4 Replies Latest reply on Nov 13, 2015 10:55 AM by gpgpucoder

    trouble getting ACML fftw wrapper working




      I'm having trouble getting the ACML fftw wrapper working. I've linked ACML into a Windows 64-bit project today in VStudio 2012 with the intent of trying the FFTW wrappers on GPU.


      The returned plan from fftw_plan_dft_r2c_2d seems to return zero. Subsequent fftw_execute gives me a crash in acml_bridge.  I had put all the DLLs including the ACML and libfftw-3.3.4.dll \ libfftwf-3.3.4.dll into c:\mydlls and added that to my PATH. So the program loads ok but doesn't work right.


      What might I be doing wrong?


      edited in minor tidbits:

      1) also had meant to ask, are there not to be 32-bit versions of acml? It seems it was dropped at some point. But I can't easily find any notes about that.

      2) Below URL in the  ACML package "ViewKnowledgeBase.url" gives "404 Ooops! Page not found":





        • Re: trouble getting ACML fftw wrapper working

          Not sure how but I got past this issue. I will post the details if I can reconstruct the mistake.


          I have followup questions on performance and functionality.


          Functionality: I modified function heuristic in fft_real.lua and fft_complex.lua to return true always, and I did that on both AMD cards I have on two different systems; "Hawaii", "Default" (Turks). My intent was to just blindly force it on.

          * Are there other options, or would that cover all functionality of AMD's FFTW interface? 

          * Now that I have it working, I'm not sure what to do to to force GPU off entirely.  I changed the heuristic to just return false but I can see the GPU still lights up (using afterburner to watch it). I haven't profiled yet to see if real kernels are running though in this case. When I did the same thing on the turks card, it always crashes.

          * is there a way to save the GPU code acml generates and get it to reload on a subsequent invocation? It takes a full second to compile.


          Performance. It's about 100% slower so far vs fftw 3.3.4. With CodeXL I can see there are a huge number of buffer transfers intermingled with all the kernels. Is this typical of this FFTW interface? I'll be trying to pass in some larger datasets. I'm getting the feeling I should perhaps work with clFFT directly.

            • Re: trouble getting ACML fftw wrapper working

              Note on the "acml_bridge" crash I had seen earlier. This seems to happen if "resources" isn't a child folder of the folder containing all the ACML DLLs.
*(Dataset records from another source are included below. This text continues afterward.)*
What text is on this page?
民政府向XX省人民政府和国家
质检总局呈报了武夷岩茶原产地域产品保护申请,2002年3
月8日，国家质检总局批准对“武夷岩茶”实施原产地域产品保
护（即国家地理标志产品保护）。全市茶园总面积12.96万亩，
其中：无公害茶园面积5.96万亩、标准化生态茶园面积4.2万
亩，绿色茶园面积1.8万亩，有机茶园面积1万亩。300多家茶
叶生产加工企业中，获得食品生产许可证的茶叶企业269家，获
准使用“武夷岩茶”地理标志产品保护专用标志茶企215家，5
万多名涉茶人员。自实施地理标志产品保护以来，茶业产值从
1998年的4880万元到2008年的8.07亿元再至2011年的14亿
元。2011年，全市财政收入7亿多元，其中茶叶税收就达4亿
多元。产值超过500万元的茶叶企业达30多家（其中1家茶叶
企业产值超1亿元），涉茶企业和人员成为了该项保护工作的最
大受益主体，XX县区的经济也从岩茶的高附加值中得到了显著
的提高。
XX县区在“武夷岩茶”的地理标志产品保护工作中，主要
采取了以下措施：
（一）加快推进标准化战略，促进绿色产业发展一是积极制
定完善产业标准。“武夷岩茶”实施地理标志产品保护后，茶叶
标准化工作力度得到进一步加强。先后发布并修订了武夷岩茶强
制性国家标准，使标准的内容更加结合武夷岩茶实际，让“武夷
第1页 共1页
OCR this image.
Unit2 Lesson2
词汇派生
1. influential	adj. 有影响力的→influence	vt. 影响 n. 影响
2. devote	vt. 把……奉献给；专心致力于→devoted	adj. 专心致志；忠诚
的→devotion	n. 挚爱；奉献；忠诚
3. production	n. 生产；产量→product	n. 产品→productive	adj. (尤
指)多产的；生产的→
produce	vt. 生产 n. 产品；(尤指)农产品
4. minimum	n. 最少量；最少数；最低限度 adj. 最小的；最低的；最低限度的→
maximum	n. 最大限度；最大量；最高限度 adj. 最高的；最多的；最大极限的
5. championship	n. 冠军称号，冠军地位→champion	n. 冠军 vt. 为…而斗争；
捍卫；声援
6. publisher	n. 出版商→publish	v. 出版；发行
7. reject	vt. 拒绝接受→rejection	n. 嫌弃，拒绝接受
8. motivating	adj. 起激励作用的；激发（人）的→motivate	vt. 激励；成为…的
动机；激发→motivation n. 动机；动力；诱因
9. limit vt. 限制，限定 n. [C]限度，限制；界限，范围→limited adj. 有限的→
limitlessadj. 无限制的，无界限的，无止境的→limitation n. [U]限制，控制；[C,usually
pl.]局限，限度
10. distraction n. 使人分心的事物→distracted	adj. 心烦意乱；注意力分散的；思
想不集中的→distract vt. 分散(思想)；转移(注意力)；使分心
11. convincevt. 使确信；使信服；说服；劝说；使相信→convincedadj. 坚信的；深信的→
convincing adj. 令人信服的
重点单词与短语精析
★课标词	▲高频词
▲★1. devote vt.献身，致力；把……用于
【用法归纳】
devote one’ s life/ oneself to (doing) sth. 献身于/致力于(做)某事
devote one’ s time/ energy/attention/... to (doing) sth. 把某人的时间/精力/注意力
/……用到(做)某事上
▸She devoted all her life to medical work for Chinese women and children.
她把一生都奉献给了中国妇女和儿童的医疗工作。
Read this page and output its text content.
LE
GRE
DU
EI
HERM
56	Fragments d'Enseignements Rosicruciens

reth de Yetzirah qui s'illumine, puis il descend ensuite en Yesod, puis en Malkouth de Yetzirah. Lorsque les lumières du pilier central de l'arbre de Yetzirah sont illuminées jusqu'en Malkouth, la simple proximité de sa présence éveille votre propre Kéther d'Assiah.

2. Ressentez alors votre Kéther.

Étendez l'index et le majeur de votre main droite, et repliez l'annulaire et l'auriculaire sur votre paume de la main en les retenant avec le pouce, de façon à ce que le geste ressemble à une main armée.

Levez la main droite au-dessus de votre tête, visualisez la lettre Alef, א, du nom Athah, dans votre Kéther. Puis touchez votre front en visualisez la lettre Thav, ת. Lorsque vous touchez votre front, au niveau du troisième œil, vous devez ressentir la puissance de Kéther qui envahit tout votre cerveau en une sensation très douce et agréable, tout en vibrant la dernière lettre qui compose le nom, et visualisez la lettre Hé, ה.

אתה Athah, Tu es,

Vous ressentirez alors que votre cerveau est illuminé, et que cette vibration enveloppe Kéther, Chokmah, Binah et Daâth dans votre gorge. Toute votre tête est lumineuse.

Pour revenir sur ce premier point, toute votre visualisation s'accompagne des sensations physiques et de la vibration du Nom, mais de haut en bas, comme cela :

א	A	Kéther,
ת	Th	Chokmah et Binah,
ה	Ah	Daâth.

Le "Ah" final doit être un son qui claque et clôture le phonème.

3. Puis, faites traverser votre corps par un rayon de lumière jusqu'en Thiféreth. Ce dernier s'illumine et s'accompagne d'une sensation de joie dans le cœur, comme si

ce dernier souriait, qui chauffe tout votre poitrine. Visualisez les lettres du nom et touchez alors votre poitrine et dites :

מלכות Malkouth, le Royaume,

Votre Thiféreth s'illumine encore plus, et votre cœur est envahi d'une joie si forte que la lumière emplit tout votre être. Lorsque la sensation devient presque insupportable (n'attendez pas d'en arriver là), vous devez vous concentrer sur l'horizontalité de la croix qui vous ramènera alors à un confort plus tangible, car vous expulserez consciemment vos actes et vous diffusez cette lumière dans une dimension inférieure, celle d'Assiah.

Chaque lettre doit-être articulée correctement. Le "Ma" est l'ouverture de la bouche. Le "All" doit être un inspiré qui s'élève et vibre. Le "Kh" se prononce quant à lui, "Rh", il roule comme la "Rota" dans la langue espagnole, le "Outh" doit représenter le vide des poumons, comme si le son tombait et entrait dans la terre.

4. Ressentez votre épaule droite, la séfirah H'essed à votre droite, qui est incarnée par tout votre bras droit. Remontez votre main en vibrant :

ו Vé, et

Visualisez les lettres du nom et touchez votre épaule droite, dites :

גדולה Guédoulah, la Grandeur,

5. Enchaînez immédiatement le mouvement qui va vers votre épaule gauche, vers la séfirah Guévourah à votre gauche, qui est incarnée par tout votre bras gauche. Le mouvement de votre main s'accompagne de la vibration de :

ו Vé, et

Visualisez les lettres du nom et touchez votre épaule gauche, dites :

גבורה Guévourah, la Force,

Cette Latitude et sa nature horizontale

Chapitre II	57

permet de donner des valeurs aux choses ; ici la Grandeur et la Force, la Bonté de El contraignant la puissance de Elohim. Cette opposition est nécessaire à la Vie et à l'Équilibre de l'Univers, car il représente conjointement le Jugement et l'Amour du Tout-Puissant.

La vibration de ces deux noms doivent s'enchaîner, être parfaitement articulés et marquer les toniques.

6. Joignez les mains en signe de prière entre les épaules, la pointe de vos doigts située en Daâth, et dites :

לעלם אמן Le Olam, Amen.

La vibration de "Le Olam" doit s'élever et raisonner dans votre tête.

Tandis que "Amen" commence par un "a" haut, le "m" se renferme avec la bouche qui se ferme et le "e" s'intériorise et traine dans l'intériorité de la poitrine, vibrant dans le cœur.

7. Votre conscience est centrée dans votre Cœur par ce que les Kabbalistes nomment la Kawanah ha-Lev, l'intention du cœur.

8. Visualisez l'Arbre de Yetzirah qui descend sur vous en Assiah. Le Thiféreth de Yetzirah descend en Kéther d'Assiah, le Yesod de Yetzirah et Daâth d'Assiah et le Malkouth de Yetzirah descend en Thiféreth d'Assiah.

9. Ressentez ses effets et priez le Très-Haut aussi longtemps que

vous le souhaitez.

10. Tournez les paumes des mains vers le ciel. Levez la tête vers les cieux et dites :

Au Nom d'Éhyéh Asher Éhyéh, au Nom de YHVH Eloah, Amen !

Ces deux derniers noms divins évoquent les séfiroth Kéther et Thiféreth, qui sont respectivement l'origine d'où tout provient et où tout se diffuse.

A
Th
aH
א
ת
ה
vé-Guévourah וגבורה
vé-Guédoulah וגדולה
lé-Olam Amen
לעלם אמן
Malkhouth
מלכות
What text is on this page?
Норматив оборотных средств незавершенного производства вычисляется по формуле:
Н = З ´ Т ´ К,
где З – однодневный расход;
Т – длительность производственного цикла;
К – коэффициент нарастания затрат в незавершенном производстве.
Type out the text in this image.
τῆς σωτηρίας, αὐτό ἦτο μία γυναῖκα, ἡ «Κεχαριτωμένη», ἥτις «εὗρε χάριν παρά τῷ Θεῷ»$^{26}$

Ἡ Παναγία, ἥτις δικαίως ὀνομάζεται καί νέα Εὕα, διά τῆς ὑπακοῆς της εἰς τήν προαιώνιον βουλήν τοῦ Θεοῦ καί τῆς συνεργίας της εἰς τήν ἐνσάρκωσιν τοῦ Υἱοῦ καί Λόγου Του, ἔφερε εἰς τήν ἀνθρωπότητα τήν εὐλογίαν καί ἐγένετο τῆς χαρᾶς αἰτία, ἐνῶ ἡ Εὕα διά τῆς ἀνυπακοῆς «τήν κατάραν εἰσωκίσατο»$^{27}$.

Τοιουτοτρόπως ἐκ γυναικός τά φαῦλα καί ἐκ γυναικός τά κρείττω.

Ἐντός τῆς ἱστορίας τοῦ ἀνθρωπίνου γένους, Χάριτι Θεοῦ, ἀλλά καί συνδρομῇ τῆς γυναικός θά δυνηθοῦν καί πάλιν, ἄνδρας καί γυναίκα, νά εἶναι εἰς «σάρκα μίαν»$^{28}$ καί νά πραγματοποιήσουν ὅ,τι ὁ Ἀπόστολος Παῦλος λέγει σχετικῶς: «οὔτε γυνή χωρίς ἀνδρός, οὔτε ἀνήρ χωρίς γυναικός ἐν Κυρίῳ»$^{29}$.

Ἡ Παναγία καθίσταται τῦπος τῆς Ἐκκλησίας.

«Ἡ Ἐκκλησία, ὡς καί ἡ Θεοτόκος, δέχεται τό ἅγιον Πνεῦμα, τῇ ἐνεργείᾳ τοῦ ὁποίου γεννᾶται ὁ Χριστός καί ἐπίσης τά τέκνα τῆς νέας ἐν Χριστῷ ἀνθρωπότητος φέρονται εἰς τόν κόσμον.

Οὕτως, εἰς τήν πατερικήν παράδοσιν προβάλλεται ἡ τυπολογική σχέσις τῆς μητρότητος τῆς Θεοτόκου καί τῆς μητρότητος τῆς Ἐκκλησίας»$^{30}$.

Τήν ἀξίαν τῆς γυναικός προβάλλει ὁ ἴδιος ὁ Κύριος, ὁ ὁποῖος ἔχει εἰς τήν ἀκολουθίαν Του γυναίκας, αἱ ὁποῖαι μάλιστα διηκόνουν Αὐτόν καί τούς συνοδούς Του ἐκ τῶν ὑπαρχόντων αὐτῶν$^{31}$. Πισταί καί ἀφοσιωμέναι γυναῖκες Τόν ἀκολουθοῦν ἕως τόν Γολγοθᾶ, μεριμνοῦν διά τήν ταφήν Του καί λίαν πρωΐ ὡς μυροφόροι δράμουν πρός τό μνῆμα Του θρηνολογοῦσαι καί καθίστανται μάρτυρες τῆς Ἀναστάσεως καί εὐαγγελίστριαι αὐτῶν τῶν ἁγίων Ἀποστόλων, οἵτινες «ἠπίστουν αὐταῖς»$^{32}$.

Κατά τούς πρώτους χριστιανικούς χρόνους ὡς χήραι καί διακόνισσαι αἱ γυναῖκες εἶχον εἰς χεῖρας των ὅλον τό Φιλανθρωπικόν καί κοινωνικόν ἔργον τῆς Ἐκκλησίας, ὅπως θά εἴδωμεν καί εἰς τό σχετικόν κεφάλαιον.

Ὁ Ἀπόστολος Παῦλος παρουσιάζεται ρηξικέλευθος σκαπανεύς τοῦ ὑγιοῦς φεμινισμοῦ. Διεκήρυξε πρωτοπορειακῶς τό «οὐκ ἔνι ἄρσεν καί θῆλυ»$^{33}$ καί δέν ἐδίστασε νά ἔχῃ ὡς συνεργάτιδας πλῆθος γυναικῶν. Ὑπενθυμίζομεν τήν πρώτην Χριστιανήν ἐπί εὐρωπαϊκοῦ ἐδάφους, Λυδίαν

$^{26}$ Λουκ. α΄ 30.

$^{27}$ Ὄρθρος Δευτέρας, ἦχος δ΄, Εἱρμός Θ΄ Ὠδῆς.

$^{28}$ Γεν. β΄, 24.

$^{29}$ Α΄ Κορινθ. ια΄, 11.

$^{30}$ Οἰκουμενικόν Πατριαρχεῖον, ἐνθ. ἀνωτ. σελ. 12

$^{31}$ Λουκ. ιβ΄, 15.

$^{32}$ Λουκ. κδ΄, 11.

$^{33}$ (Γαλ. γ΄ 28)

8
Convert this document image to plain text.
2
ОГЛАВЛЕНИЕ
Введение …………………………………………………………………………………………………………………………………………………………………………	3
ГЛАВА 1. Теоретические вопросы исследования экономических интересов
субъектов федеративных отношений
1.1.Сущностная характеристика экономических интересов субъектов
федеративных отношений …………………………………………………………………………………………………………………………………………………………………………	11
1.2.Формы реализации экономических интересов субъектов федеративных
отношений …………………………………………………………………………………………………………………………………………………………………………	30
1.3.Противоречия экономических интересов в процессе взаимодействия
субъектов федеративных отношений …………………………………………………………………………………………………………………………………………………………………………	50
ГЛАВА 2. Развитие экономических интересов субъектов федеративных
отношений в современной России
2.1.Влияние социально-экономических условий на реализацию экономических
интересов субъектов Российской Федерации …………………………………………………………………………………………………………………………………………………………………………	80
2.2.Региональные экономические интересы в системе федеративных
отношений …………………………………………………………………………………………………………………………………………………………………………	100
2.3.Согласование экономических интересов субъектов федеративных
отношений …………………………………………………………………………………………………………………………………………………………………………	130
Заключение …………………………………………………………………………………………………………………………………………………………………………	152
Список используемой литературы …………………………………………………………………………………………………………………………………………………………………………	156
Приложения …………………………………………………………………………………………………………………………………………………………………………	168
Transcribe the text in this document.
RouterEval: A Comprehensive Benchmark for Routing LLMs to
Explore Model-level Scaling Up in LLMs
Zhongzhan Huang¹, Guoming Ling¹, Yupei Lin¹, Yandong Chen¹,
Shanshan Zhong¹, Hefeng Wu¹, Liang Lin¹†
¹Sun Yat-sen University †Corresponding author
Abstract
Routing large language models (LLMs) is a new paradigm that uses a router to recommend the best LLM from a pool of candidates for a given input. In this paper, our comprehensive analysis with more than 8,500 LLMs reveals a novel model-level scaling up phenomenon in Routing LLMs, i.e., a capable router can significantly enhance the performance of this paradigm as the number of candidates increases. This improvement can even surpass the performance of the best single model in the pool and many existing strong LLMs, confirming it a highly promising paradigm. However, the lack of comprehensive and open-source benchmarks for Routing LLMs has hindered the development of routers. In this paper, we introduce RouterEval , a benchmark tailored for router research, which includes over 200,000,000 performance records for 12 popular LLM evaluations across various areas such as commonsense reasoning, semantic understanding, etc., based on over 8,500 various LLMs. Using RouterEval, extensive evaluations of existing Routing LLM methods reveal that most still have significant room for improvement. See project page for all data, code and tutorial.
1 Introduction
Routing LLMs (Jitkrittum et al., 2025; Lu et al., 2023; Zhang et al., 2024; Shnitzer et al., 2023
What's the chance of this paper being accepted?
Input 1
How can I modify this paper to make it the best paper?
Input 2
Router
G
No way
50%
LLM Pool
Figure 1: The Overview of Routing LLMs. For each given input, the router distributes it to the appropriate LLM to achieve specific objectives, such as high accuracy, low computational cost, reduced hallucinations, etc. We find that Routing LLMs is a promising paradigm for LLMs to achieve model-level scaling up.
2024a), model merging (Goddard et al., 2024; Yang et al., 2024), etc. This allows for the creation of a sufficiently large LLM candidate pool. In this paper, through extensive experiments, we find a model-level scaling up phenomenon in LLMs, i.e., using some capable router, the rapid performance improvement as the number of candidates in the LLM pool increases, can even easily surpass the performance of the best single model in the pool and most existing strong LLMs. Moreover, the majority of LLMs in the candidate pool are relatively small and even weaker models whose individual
It seems that not having the "resources" directory (normally found under ifort64\lib) could lead to this. In my original configuration I had copied the ACML DLLs plus some other things to a completely separate folder and added that to my PATH, but I had not included the "resources" folder. This is probably why it happened to me in the first place. I had solved it by putting the full path to the ACML dlls into the PATH, but ran into the crash again after an editing mistake.


              I would still like to know if there is a way to force GPU off entirely. I'm not totally sure what it's doing each time. The results I got on Turks did not match at all what I got from fftw3. I will probably just try an older ACML w/o GPU stuff.

                • Re: trouble getting ACML fftw wrapper working

                  To give a brief answer, the files fft_complex.lua and fft_real.lua has the control logic to direct execution on the GPU or the CPU. FFT computation on CPU is performed using the fftw library, which the user has to obtain and install. In function 'heuristic' in the lua files, if you made a blanket 'return false', then all execution will be performed on the CPU.

                    • Re: trouble getting ACML fftw wrapper working

                      Unfortunately I didn't see this at the time you posted the reply. I'm glad you posted a reply, but must point out it was rather late response and we basically had to set this whole thing aside.  Our current efforts had moved to use the the CUDA fftw.


                      What you wrote didn't address any of the problems I was encountering, such as the fact that 'return false' was seemingly *not* doing what you say it should do.


                      If I understand correctly, this is all open source now, which is a strong reason to tackle this again in the future.